Some History of Debt Colonialism

"Were I a Third World Leader in the dock, accused of getting my country hopelessly ensnared in debt, my defence would be that money was too cheap in the 1970s not to take advantage of the windfall...How was I, a debtor government, to foresee - much less control - the unprecedented upward swing of interest rates, due largely to demented military spending by the capitalist world super-power? I would further tell the jury: 'Every single Western expert who ever came to our country, especially those from the development banks, told us that to develop we had to industrialise. Was our country to remain for ever in peonage, exporting raw materials North so that others could transform them into finished goods and make all the money? Where were we supposed to get the capital for energy and for industrialisation if not by borrowing?" [1]

"...a large part of the cost of controlling inflation and introducing structural change in the North was borne by the South. Developing countries had to pay out more and more to service their debt whild receiving less and less for their exports. As these contrasting movements aggravated their financial difficulties, commercial banks decided to stop lending them new money, and the result was the international debt crisis of the 1980s." [2]

"Underdevelopment, far from constituting a state of backwardness prior to capitalism, is rather a consequence and a particular form of capitalist development known as dependent capitalism." [3]



[1] Susan George (1988) 'A Fate Worse than Debt', Pelican.

[2] The South Commission, The Challenge to the South, Oxford University Press

[3] Political Scientist Theotonio Dos Santos, 1969

2 comments:

  1. Is this an application of the zero sum game in globalization?

    But,

    "Were I a [highly industrialized nation] Leader in the dock, accused of getting my country hopelessly ensnared in debt, my defence would be ______________."

    fill in the blank.

    ReplyDelete
  2. Yes. A zero-sum game for all of us.

    Our 'leaders' have wanted to sustain the unsustainable profit engineering by going to so-called 'emerging nations' to counter the very effects of the overconsumption they promote.

    Page 196
    "Escalating energy demands throughout the industrialized world, the intensifying competition for profits by employing cheap labour in tropical islands, African jungles, and the Chinese countryside, and the frantic search for out-of-the-way places to locate contaminating factories...

    Page 190
    "In 1900 Paul Resenstein-Rodan points out, people in poor countries had a per capita income about one-half that of people in rich countries.
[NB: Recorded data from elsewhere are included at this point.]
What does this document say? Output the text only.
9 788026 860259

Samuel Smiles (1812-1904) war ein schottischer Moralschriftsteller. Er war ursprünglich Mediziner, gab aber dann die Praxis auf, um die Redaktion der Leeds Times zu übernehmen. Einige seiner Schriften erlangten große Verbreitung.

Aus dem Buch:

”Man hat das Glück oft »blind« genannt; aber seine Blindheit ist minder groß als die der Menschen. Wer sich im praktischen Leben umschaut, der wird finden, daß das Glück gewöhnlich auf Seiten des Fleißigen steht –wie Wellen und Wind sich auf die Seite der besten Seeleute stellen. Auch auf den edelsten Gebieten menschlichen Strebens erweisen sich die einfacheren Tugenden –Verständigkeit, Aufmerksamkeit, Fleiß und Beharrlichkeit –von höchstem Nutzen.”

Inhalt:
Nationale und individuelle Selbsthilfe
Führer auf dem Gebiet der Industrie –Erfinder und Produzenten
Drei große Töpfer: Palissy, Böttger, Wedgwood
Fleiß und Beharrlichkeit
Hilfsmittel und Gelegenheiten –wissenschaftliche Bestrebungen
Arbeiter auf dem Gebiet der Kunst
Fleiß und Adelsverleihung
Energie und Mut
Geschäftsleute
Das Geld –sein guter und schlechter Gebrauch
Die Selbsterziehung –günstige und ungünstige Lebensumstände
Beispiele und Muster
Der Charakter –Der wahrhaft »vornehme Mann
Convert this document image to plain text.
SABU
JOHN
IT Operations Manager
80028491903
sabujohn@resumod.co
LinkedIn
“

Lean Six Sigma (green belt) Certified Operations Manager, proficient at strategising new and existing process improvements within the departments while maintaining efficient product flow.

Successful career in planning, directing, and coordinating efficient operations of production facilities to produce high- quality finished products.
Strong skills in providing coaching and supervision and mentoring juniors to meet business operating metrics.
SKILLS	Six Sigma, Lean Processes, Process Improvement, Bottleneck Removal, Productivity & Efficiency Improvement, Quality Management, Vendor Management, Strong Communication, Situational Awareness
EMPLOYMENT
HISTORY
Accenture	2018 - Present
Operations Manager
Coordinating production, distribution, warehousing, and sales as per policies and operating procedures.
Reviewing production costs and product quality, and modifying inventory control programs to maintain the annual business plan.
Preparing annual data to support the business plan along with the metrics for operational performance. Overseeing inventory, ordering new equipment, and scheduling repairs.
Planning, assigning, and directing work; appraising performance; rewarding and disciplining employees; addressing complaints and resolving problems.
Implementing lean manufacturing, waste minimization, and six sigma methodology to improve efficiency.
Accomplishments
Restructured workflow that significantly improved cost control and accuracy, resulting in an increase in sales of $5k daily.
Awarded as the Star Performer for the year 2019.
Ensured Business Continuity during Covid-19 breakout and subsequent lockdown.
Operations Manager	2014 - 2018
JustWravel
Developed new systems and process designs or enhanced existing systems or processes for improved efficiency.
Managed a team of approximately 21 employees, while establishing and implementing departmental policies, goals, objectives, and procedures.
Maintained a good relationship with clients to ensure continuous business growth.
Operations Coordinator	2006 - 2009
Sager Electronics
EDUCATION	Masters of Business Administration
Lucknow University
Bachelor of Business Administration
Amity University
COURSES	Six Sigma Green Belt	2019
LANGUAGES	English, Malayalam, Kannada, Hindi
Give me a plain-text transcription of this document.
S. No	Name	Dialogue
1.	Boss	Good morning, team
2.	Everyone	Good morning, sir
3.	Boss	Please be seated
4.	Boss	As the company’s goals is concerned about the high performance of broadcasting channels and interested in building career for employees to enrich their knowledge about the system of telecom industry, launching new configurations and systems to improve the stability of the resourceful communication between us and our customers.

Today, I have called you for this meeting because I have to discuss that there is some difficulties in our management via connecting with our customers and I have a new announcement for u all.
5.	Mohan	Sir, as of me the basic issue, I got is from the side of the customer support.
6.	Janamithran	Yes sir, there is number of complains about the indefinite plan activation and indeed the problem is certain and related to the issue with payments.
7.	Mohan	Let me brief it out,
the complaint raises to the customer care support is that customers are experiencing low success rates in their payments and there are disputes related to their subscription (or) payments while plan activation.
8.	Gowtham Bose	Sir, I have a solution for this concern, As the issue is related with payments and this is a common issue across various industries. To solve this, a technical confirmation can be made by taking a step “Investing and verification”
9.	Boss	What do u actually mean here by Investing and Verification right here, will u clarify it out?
By 1970 the per capit income in poor countries was about one-twentieth of that in rich countries, measured in 1900 dollars (or one-fortieth in 1970 dollars)."

    ‘Global Reach – The Power f the Multinational Corporations’ by Richard J Barnet & Ronald E Muller. Publisher Simon and Schuster’. 1974. SBN 671-21835-2 Casebound. Chapter 8: ‘The Power of the Poor’

    In 1996:
    "the poor of the earth still constitute the majority. In 1990, 53% of the world population lived in countries where average dollar incomes were less than $500. And the poor still live much as they did in the past...They are still mainly rural, still dependent on primary commodities, still hungry, ill in health, ill-housed and ill educated. Women are still oppressed, and birth rates remain high."

    Page 12
    "the developing world has 75% of the world's population ....(and) 17% of the world's GDP.

    Page 39 '75/25 - Development in an Increasingly Unequal World'. Editor Colm Regan. Published by the Development Education Centre, Birmingham in association with CAFOD and SCIAF and in parntership with Dochas, Ireland. 1996.